Risk factors for LN metastasis in periampullary carcinomas.
| Variable | Univariate logistic regression | Multivariate logistic regression | ||
|---|---|---|---|---|
| Odds ratio | P value | Odds ratio | P-value | |
| Gender | 0.96 (0.36, 2.53) | 0.930 | NA | NA |
| Age | 1.15 (0.58, 2.27) | 0.695 | NA | NA |
| Tumor size | 4.08 (1.31, 12.74) | 0.015 | 4.99 (0.89, 27.98) | 0.068 |
| CT-reported LN status | 5.88 (2.17, 15.92) | 0.001 | 6.53 (2.04, 20.88) | 0.002 |
| CT-reported vascular invasion | 2.67 (1.05, 6.76) | 0.039 | 0.30 (0.05, 1.67) | 0.167 |
| Tumor origin | 6.13 (1.84, 20.46) | 0.003 | 4.02 (0.79, 20.57) | 0.095 |
| CA 19-9 | 0.94 (0.34, 2.58) | 0.903 | NA | NA |
| CA 125 | 3.86 (0.34, 44.41) | 0.279 | NA | NA |
| CEA | 1.89 (0.25, 14.17) | 0.534 | NA | NA |
| Radiomics score | 3.27 (1.57, 6.81) | 0.002 | 2.60 (1.04, 6.49) | 0.041 |
Data in parentheses are 95% confidence intervals. CA 125, carbohydrate antigen 125; CA 19-9, carbohydrate antigen 19-9; CEA, carcinoembryonic antigen; LN, lymph node; NA, not available. These variables were eliminated in the multivariate logistic regression model, so the odds ratio and p-values were not available.

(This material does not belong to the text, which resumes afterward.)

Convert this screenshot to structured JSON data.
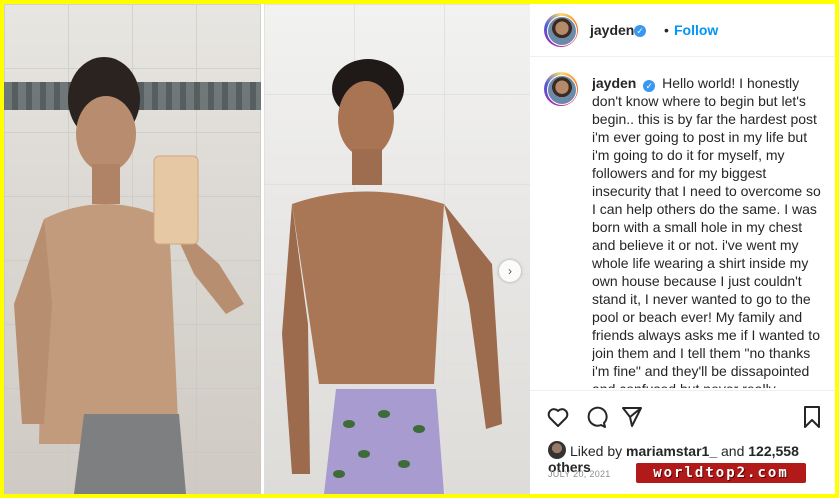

Figure 4Radiomics nomogram developed with receiver operating characteristic (ROC) curves and calibration curves. (A) A radiomics nomogram incorporating the radiomics signature and CT-reported lymph node (LN) status was developed in the training set. Comparison of ROC curves between the CT-reported LN status, radiomics signature, and radiomics nomogram for the prediction of LN metastasis in the training set (B) and validation set (C). Calibration curves of the radiomics nomogram in the training set (D) and validation set (E).
Performances of the CT-reported LN status, radiomics signature, and radiomics nomogram.
| Model | Training set (n = 85) | Validation set (n = 37) | ||||||
|---|---|---|---|---|---|---|---|---|
| Accuracy | AUC (95% CI) | Sensitivity | Specificity | Accuracy | AUC (95% CI) | Sensitivity | Specificity | |
| CT-reported LN status | 72.94% | 0.692 (0.589, 0.796) | 56.67% | 81.82% | 70.27% | 0.665 (0.501, 0.829) | 53.85% | 79.17% |
| Radiomics signature | 67.06% | 0.733 (0.623, 0.843) | 83.33% | 58.18% | 67.57% | 0.721 (0.550, 0.892) | 76.92% | 62.50% |
| Radiomics nomogram | 81.18% | 0.853 (0.767, 0.939) | 76.67% | 83.64% | 78.38% | 0.853 (0.731, 0.975) | 61.54% | 87.50% |
AUC, area under the curve; CI, confidence interval; LN, lymph node.
Figure 5The decision curves of radiomics signature and radiomics nomogram in the training set (A) and validation set (B). The y-axis indicates the net benefit. The x-axis indicates the threshold probability at a range of 0.0 to 1.0. The red and green dotted lines represent the decision curves of radiomics signature and radiomics nomogram, respectively. The light gray line represents the decision curve of the assumption that all patients suffer from LN metastasis, and the dark gray line represents the decision curve of the assumption that no patients suffer from LN metastasis. The radiomics nomogram had higher net benefit than radiomics signature.